Why, you might ask, is Rebecca so eager to meet financially challenged travelers? Don't ask the movie, which doesn't really have an opinion on the matter. She's bored by the first visitor, a pleasant musician, but the next one to come along commits the cardinal sin of talking on his cell phone during a conversation and well, that means murder!

And that's what happens? A few more individuals pass through. Some leave safely, while others--those who dare answer a text--meet the wrath of Rebecca via the wrong end of a poisoned needle. Marion seems to not notice any of this. 

Things get a tad more complicated when the Steiners stop by. Ted works in IT (cue the instant chemistry) while Linda is between nonprofit jobs. Ted immediately wants to bone Rebecca, while Linda might want to bone her phone. You know how this goes!

Ted joins Rebecca down her homicidal path, convincing Marion that Linda has left him. Marion seems to have no issue with her paid health aide suddenly taking a live-in lover, but when he steals the TV for Seinfeld reruns during her newshour, it's clear that this arrangement won't last long. An investigator shows up shortly after because, shocker, everything points to this house being Linda's last known location and believe it or not, people do actually notice it when someone they know disappears off the face of the earth. 

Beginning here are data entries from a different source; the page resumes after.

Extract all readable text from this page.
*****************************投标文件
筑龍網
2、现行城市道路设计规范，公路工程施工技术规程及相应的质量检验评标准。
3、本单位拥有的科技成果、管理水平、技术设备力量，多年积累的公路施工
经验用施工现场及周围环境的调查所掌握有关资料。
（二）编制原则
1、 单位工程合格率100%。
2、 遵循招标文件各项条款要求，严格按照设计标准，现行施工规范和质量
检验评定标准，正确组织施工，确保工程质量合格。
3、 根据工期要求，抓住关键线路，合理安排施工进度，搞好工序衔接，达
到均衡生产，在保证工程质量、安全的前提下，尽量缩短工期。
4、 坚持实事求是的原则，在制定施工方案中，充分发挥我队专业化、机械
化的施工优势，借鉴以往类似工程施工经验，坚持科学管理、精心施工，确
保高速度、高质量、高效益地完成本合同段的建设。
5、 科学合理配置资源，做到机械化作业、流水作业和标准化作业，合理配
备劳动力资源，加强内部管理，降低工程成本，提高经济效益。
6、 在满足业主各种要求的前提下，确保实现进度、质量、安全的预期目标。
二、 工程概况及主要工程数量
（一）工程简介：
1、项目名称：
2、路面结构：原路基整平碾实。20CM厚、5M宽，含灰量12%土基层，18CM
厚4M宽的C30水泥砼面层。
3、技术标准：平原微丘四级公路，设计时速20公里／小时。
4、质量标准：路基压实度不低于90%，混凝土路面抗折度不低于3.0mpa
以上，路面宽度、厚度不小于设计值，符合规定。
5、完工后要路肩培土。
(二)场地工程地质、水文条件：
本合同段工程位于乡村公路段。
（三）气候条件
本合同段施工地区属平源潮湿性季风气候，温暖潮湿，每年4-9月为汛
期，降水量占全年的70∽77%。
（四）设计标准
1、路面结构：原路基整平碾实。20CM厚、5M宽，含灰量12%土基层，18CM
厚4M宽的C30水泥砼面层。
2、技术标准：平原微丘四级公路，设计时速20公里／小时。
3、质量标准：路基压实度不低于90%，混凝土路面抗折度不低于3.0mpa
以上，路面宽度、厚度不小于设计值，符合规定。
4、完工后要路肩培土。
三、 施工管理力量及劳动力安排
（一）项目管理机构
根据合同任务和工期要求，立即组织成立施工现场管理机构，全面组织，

I realize I've given a lot more detailed a plot description than I normally do for reviews, but there's a reason for it: this movie's story is bizarre. At Granny's House is sort of what The Room might have been if Tommy Wiseau was an actual human being of this earth. There's a lot of sex (involving the writer/director Les Mahoney as Ted, no less) and no clear consistency in character motivation whatsoever. The movie also seems to take place in some slightly alien setting slightly left of our reality: set somewhere in the midwest in a state that has the death penalty, but also in a reality where IT professionals wouldn't think to adjust their IP address when murdering DOZENS of people who have an internet profile directly connecting their last stop as this graveyard of a house. 

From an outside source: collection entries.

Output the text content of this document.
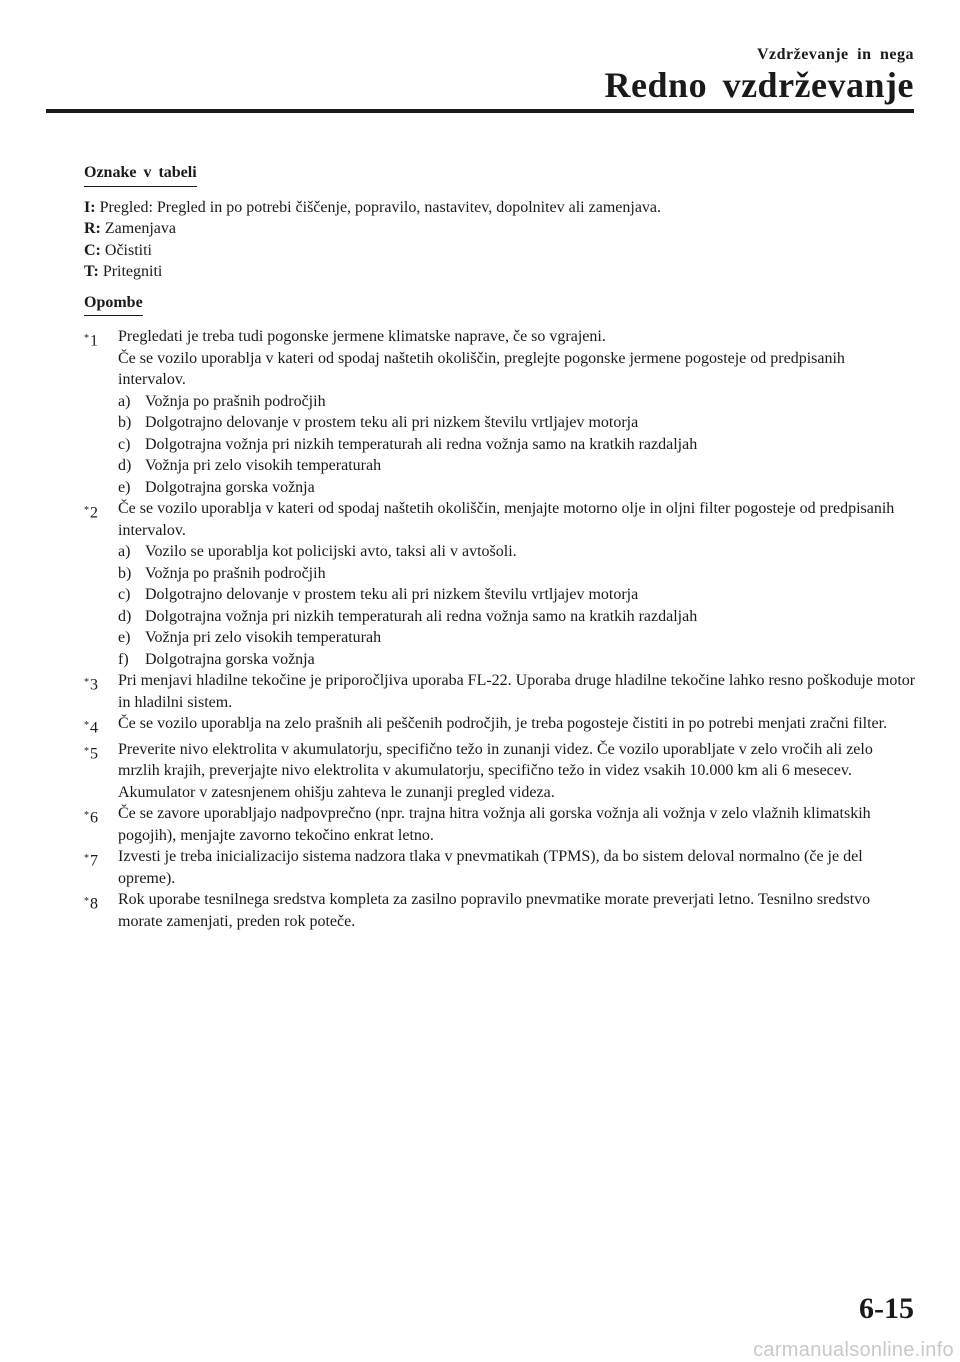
Vzdrževanje in nega
Redno vzdrževanje
Oznake v tabeli
I: Pregled: Pregled in po potrebi čiščenje, popravilo, nastavitev, dopolnitev ali zamenjava.
R: Zamenjava
C: Očistiti
T: Pritegniti
Opombe
*1	Pregledati je treba tudi pogonske jermene klimatske naprave, če so vgrajeni.
Če se vozilo uporablja v kateri od spodaj naštetih okoliščin, preglejte pogonske jermene pogosteje od predpisanih intervalov.
a) Vožnja po prašnih področjih
b) Dolgotrajno delovanje v prostem teku ali pri nizkem številu vrtljajev motorja
c) Dolgotrajna vožnja pri nizkih temperaturah ali redna vožnja samo na kratkih razdaljah
d) Vožnja pri zelo visokih temperaturah
e) Dolgotrajna gorska vožnja
*2	Če se vozilo uporablja v kateri od spodaj naštetih okoliščin, menjajte motorno olje in oljni filter pogosteje od predpisanih intervalov.
a) Vozilo se uporablja kot policijski avto, taksi ali v avtošoli.
b) Vožnja po prašnih področjih
c) Dolgotrajno delovanje v prostem teku ali pri nizkem številu vrtljajev motorja
d) Dolgotrajna vožnja pri nizkih temperaturah ali redna vožnja samo na kratkih razdaljah
e) Vožnja pri zelo visokih temperaturah
f)	Dolgotrajna gorska vožnja
*3	Pri menjavi hladilne tekočine je priporočljiva uporaba FL-22. Uporaba druge hladilne tekočine lahko resno poškoduje motor in hladilni sistem.
*4	Če se vozilo uporablja na zelo prašnih ali peščenih področjih, je treba pogosteje čistiti in po potrebi menjati zračni filter.
*5	Preverite nivo elektrolita v akumulatorju, specifično težo in zunanji videz. Če vozilo uporabljate v zelo vročih ali zelo mrzlih krajih, preverjajte nivo elektrolita v akumulatorju, specifično težo in videz vsakih 10.000 km ali 6 mesecev. Akumulator v zatesnjenem ohišju zahteva le zunanji pregled videza.
*6	Če se zavore uporabljajo nadpovprečno (npr. trajna hitra vožnja ali gorska vožnja ali vožnja v zelo vlažnih klimatskih pogojih), menjajte zavorno tekočino enkrat letno.
*7	Izvesti je treba inicializacijo sistema nadzora tlaka v pnevmatikah (TPMS), da bo sistem deloval normalno (če je del opreme).
*8	Rok uporabe tesnilnega sredstva kompleta za zasilno popravilo pnevmatike morate preverjati letno. Tesnilno sredstvo morate zamenjati, preden rok poteče.
6-15
carmanualsonline.info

There's a lot going on here.

As Rebecca, poor Rachel Alig has to play a bloodthirsty woman who has no center whatsoever. She hates cell phones but loves Ted, a slug of a man who I guess is just really good in bed? Glenda Morgan Brown seems up for the challenge of Marion, but like Rebecca, the movie can't decide what's going on in her head. Is she really losing it? Is she faking slight senior moments to regain control? If she's really as much a sociopath as Rebecca, why put up with Ted stealing her chair at all?

I'm asking a lot of questions. There are dozens more that go unanswered. And honestly, that's something that will keep At Granny's House in my memory longer than many a less-than-stellar genre film. So I can't say this gave me nothing!

High Points
Credit to the cast: they certainly try

Low Points
I've said enough about the actual quality of the movie to now address the REAL issue at play: nowhere in this film's scant running time do we see or hear evidence that Marion has grandchildren, SO WHY IS THIS CALLED AT GRANNY'S HOUSE? Not since Orphan: First Kill have I been so angry at a movie's choice of title words

Lessons Learned
If you hire people every day, you should know better to call an applicant "a pretty girl" during her interview

People who get nonprofit overseas jobs fall off the grid and ignore their friends and families alllll the time

Nothing will bond two generations of women closer than a shared enjoyment of "The Oprah Magazine"

At Granny's House was clearly made by clipping a whole lot of coupons. It's not traditionally good in almost any sense, but those who love tilting their heads at character decisions with a "huh?" moment of utter confusion will surely have a good time. Find it streaming on Amazon Prime!